More Details in Siegelman Case Revelations

This NY Times story is mostly a re-tread of the Time article we already discussed last week, but there is some additional detail that's worth highlighting. First, on Leura Canary's continuing involvement in the case:

...in her complaint, the Justice Department employee, Tamarah T. Grimes, cited several instances suggesting Ms. Canary maintained a close watch on the case. Ms. Grimes said a legal aide in the office reported on Mr. Siegelman’s trial to Ms. Canary or her top deputy “every day, sometimes several times per day by telephone.” Once, she observed Ms. Canary “frantically pacing in the executive suite” after a courtroom blowup, “pleading with someone” to get on the phone to “tell Louis he has to control his temper.”

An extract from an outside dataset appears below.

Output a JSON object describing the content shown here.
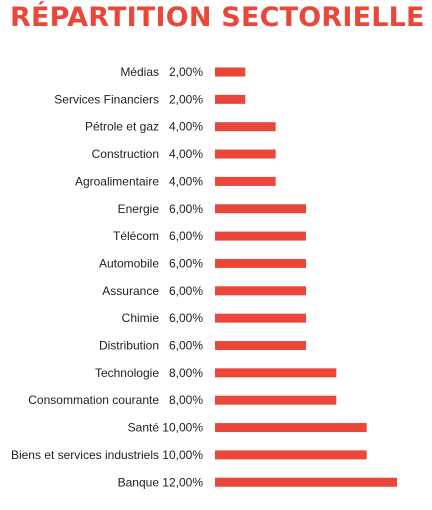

Ms. Grimes also disclosed an e-mail message written by Ms. Canary commenting on legal strategy in the case and suggesting to aides that Mr. Siegelman not be allowed to “comment on court activities in the media.” Ms. Grimes, who is also in a dispute with the department related to her accusations that the Siegelman prosecution team had harrassed her, cited the affidavit of a former legal aide in the Montgomery office, Elizabeth Jane Crooks, who wrote that “the morning that the trial started, the U.S. attorney herself carried food and beverage over to the courthouse to support the ‘Trial Team.’ ”

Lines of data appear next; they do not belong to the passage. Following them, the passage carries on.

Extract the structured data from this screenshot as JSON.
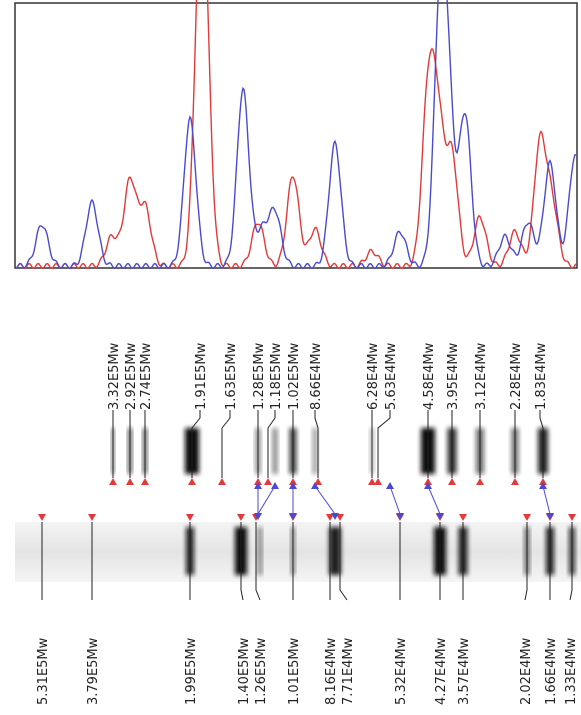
{
  "top_labels": [
    "3.32E5Mw",
    "2.92E5Mw",
    "2.74E5Mw",
    "1.91E5Mw",
    "1.63E5Mw",
    "1.28E5Mw",
    "1.18E5Mw",
    "1.02E5Mw",
    "8.66E4Mw",
    "6.28E4Mw",
    "5.63E4Mw",
    "4.58E4Mw",
    "3.95E4Mw",
    "3.12E4Mw",
    "2.28E4Mw",
    "1.83E4Mw"
  ],
  "bottom_labels": [
    "5.31E5Mw",
    "3.79E5Mw",
    "1.99E5Mw",
    "1.40E5Mw",
    "1.26E5Mw",
    "1.01E5Mw",
    "8.16E4Mw",
    "7.71E4Mw",
    "5.32E4Mw",
    "4.27E4Mw",
    "3.57E4Mw",
    "2.02E4Mw",
    "1.66E4Mw",
    "1.33E4Mw"
  ]
}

Mrs. Canary obviously has a different definition of "recusal" than is commonly accepted by most courts and attorneys, one that apparently permits her to say intimately involved in the case.

And on the contacts between jurors and the prosecution team:

And the formal complaints by the employee, a legal aide in office of the United States attorney in Montgomery, Ala., have brought to light an episode in the 2006 bribery and corruption trial that Mr. Siegelman’s lawyers now say could have led to a key juror’s removal: flirtatious messages sent by jurors to the prosecution about the marital status of an F.B.I. agent who was working with prosecutors. Other jurors have said they felt pressured by the judge to reach a decision in order to go home, and said some jury members read about the case on the Internet during the trial.

The Justice Department investigated the issue of contact between the jury and the prosecution and dismissed it as “rumors.” The Judiciary Committee, however, pointed out that investigators failed to interview key witnesses, including jurors and the United States marshals who might have been the conduits for their “social messages,” in the committee’s words.

...Ms. Grimes cited an e-mail message sent during the trial that appears to show a juror or jurors developing a romantic interest in an F.B.I. agent, Keith Baker, who sat near prosecutors, and sending the prosecution messages about his marital status.

So the lead prosecutor who recused herself didn't actually recuse herself, members of the jury wanted to be playing footsies with an FBI agent on the prosecution's side, the prosecution felt no need to mention any of this, and DOJ felt no need to investigate it competently or reveal that they already knew all of this Congress asked DOJ officials about it last year. Obstruction of justice? Possibly. Perversion of justice? Certainly.